Leffort stepped back into the room, closed the door, and tried to collect his thoughts. The printer was off. He had never turned it on. For a man who was an agnostic, Leffort was beginning to believe. If there was a God, surely he had intervened.

He stepped out and closed the door to the control room behind him. This time he made sure it was locked. Then he headed down the hall the other way, away from the bunker and the other scientists.

The shock of the blaring sound was sudden and loud enough that Liquida banged his head against the sheet metal ducting above the pay room.

He didn’t know what the alarm was, but he figured there was a good chance Bruno or someone else had discovered him missing from his room.

He watched through the louvered vent as the man at the desk below him stood up and listened for a moment. First the guy turned and looked at the locked door to the hallway outside. When he turned to glance at the open safe, Liquida moved. The guy started gathering up his papers and books on the desk.

Using the stiletto, Liquida quickly popped the catch on the register cover. He allowed the vent cover to swing open and pushed the filter out of the way.

The thin flat filter floated toward the floor like a leaf. As it brushed past the man’s shoulder, the accountant looked up just in time to catch a glimpse of Liquida’s sinister smile. The Mexicutioner descended on him headfirst with his arms straight out as if to embrace his victim with the point of the stiletto.

The bookkeeper threw up a hand to ward it off, but he was too late.

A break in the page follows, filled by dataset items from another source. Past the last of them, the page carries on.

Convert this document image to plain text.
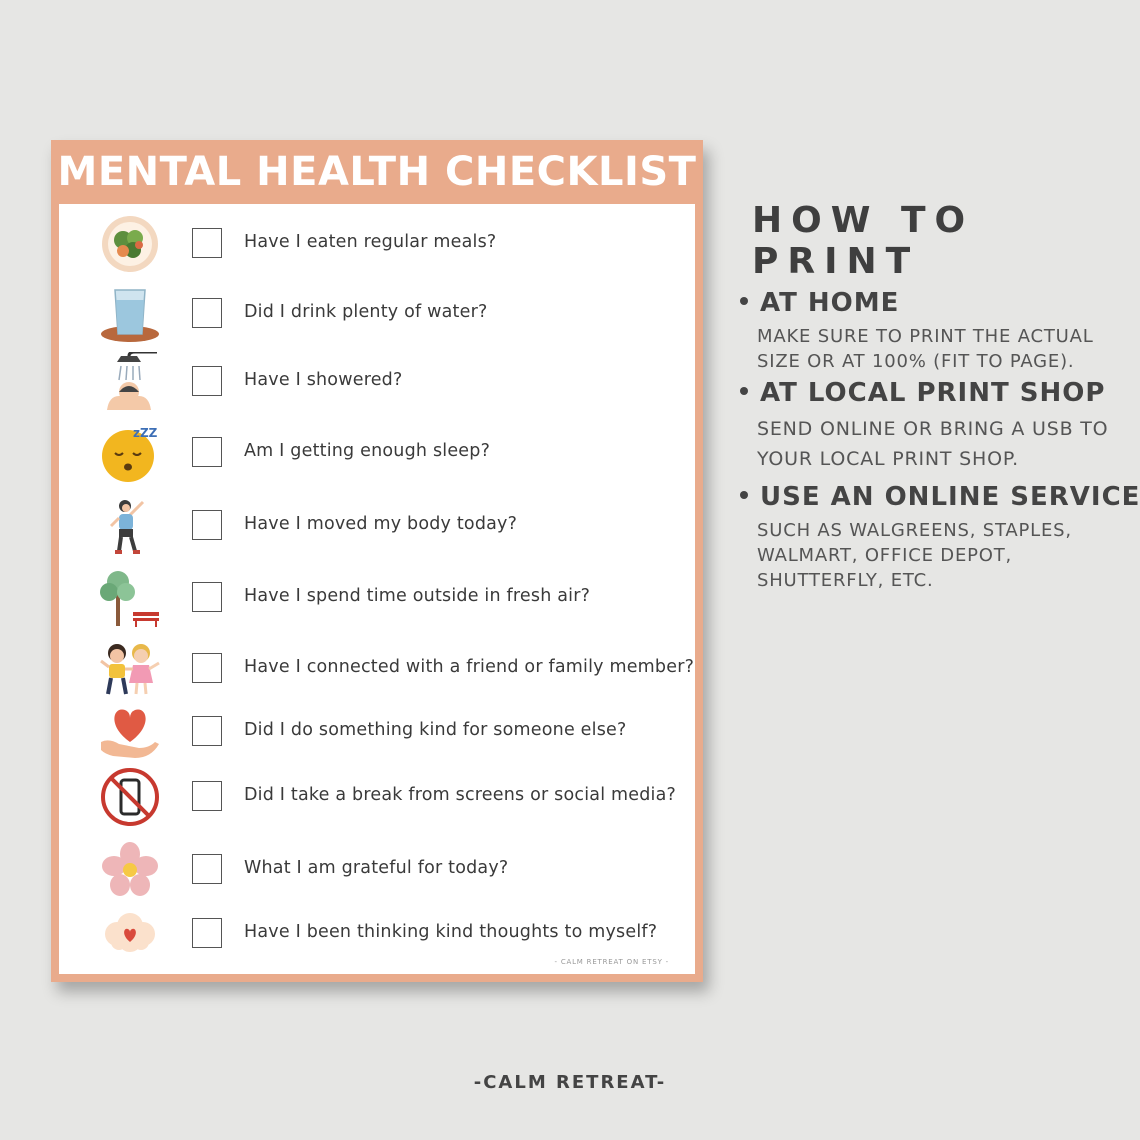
MENTAL HEALTH CHECKLIST
Have I eaten regular meals?
Did I drink plenty of water?
Have I showered?
zZZ
Am I getting enough sleep?
Have I moved my body today?
Have I spend time outside in fresh air?
Have I connected with a friend or family member?
Did I do something kind for someone else?
Did I take a break from screens or social media?
What I am grateful for today?
Have I been thinking kind thoughts to myself?
- CALM RETREAT ON ETSY -
HOW TO PRINT
AT HOME
MAKE SURE TO PRINT THE ACTUAL
SIZE OR AT 100% (FIT TO PAGE).
AT LOCAL PRINT SHOP
SEND ONLINE OR BRING A USB TO
YOUR LOCAL PRINT SHOP.
USE AN ONLINE SERVICE
SUCH AS WALGREENS, STAPLES,
WALMART, OFFICE DEPOT,
SHUTTERFLY, ETC.
-CALM RETREAT-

Liquida fell on him. The needle-sharp tip of the blade slipped smoothly into the right side of the man’s neck as if the wound were a ready-made sheath. With all of Liquida’s weight behind it, the stiletto buried itself to the handle in the victim’s upper chest just inside the clavicle.

The shocked man broke Liquida’s fall, and they both collapsed onto the floor. The two of them lay sprawled, the bookkeeper pulsing a river of blood as Liquida wiggled the blade in the wound. The tip had either punctured the upper chamber of the heart or severed the aorta. Either way the man would be dead within seconds.

Liquida waited a few counts for the convulsing body to become still. Then he got to his knees, stood, and pulled the stiletto from the deep wound. Liquida wiped the blade and his bloodied hand on an unsoiled portion of the victim’s pant leg.

Without another thought, he turned his attention to the open safe behind him. For the first time Liquida realized that the stacked wall of greenbacks inside the two yawning steel doors was nearly as tall as he was and four times as wide.

He walked across the room and grabbed one of the enclosed bundles from the top shelf. They were five-dollar U.S. banknotes, all of them vacuum packed in plastic. Liquida could tell from the way it was packaged, as well as from the residue of white film on the shrink-fitted wrapper, that it was cash from one of the cartels. No one else in the world bundled bills like that. They had to protect their money from seawater, chemicals, and fuel during storage and transit. To Liquida the narco seal of approval was better than a certificate from the U.S. Treasury. He knew it wasn’t counterfeit and no one would have a list of the serial numbers.